A wikihead is someone who learns things from the web (not necc. Wikipedia) but either learns things that are not correct or misinterprets them. I've also heard the term webhead but thats ambigous since it also refers to fans of Spiderman.
I like to end the first lecture of Discrete Math by talking about SAT and asking the students if they think it can be solved much faster than the obvious 2^n algorithm. This semester in honors DM I got the usual heuristics (look for a contradiction!) that may well help but certainly won't get down to much better than 2^n in all cases. This leads to nice discussions of worst-case vs avg-case and formal vs what-works-in-practice.
I also got the following answers:
SAT cannot be done better than 2^n since P ≠ NP.
SAT can be done in O(n) time with a Quantum Computer.
They both made there assertions boldly! I gently corrected them. They had both read it on the web.
I suspect that the P ≠ NP person read something that was correct (perhaps a survey that said 80% of all theorists THINK P ≠ NP) and misconstrued it, while the second person read something that was just wrong (perhaps one of those by the many worlds quantum theory a quantum computer can look at all possibilities at the same time people).

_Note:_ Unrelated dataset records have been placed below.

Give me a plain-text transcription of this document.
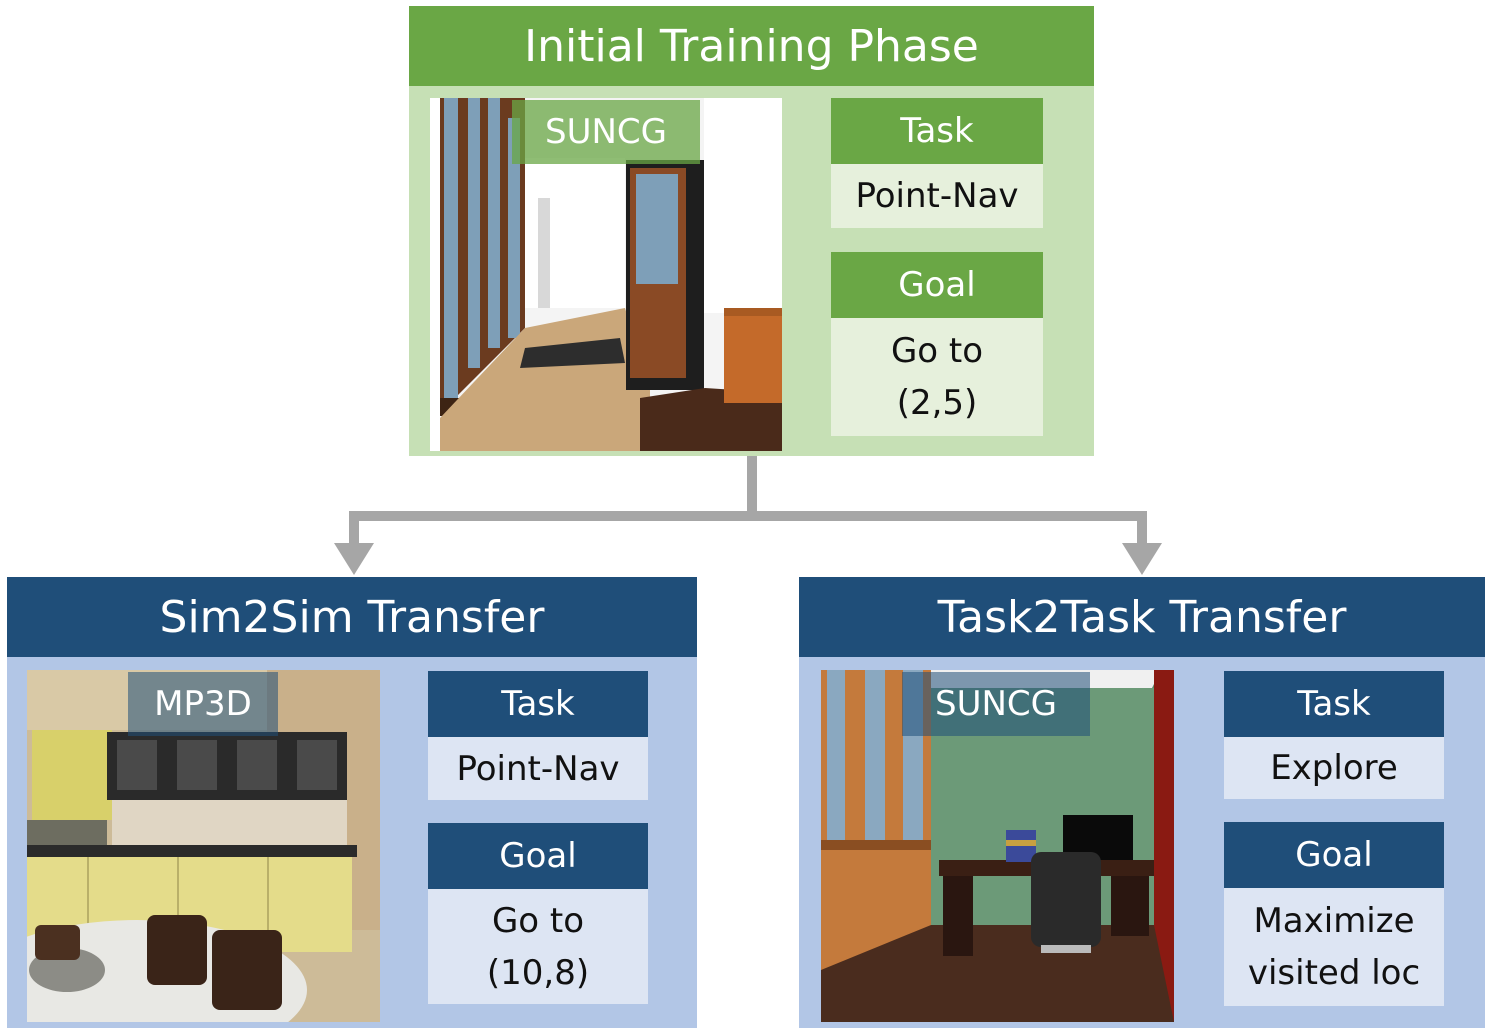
Initial Training Phase
SUNCG	Task
Point-Nav
Goal
Go to
(2,5)
Sim2Sim Transfer
MP3D	Task
Point-Nav
Goal
Go to
(10,8)
Task2Task Transfer
SUNCG	Task
Explore
Goal
Maximize
visited loc
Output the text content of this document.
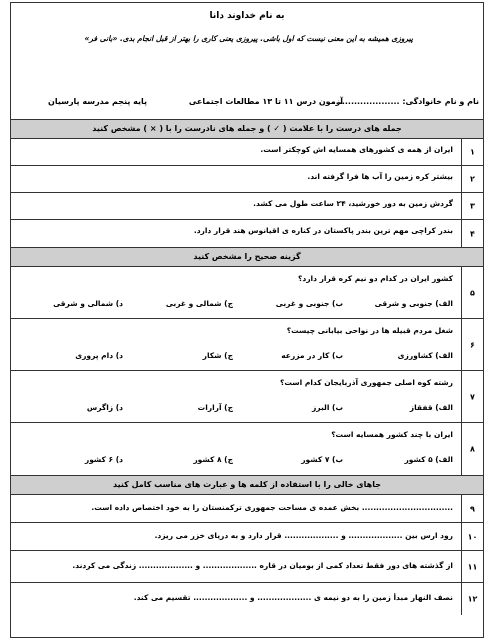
به نام خداوند دانا
پیروزی همیشه به این معنی نیست که اول باشی. پیروزی یعنی کاری را بهتر از قبل انجام بدی. «بانی فر»
نام و نام خانوادگی: ......................
آزمون درس ۱۱ تا ۱۳ مطالعات اجتماعی
پایه پنجم مدرسه پارسیان
جمله های درست را با علامت ( ✓ ) و جمله های نادرست را با ( × ) مشخص کنید
۱
ایران از همه ی کشورهای همسایه اش کوچکتر است.
۲
بیشتر کره زمین را آب ها فرا گرفته اند.
۳
گردش زمین به دور خورشید، ۲۴ ساعت طول می کشد.
۴
بندر کراچی مهم ترین بندر پاکستان در کناره ی اقیانوس هند قرار دارد.
گزینه صحیح را مشخص کنید
۵
کشور ایران در کدام دو نیم کره قرار دارد؟
الف) جنوبی و شرقی
ب) جنوبی و غربی
ج) شمالی و غربی
د) شمالی و شرقی
۶
شغل مردم قبیله ها در نواحی بیابانی چیست؟
الف) کشاورزی
ب) کار در مزرعه
ج) شکار
د) دام پروری
۷
رشته کوه اصلی جمهوری آذربایجان کدام است؟
الف) قفقاز
ب) البرز
ج) آرارات
د) زاگرس
۸
ایران با چند کشور همسایه است؟
الف) ۵ کشور
ب) ۷ کشور
ج) ۸ کشور
د) ۶ کشور
جاهای خالی را با استفاده از کلمه ها و عبارت های مناسب کامل کنید
۹
................................ بخش عمده ی مساحت جمهوری ترکمنستان را به خود اختصاص داده است.
۱۰
رود ارس بین ................... و ................... قرار دارد و به دریای خزر می ریزد.
۱۱
از گذشته های دور فقط تعداد کمی از بومیان در قاره ................... و ................... زندگی می کردند.
۱۲
نصف النهار مبدأ زمین را به دو نیمه ی ................... و ................... تقسیم می کند.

SO- they went and looked up stuff on their own (YEAH) but didn't quite understand it (BOO)
or read incorrect things (BOO). But I will correct them (YEAH). But there are other people who will never get corrected (BOO). But there are others who will get interested in these things because of the false things they read (YEAH?) The quantum person might either NOT go into quantum computing since he thinks its all bogus now, or GO INTO it since he is now curious about what is really going on.
SO the real question is: if people get excited about math or science for the wrong reasons, is that good?bad? Do you know of examples where incorrect but exciting science writing lead to someone doing real science?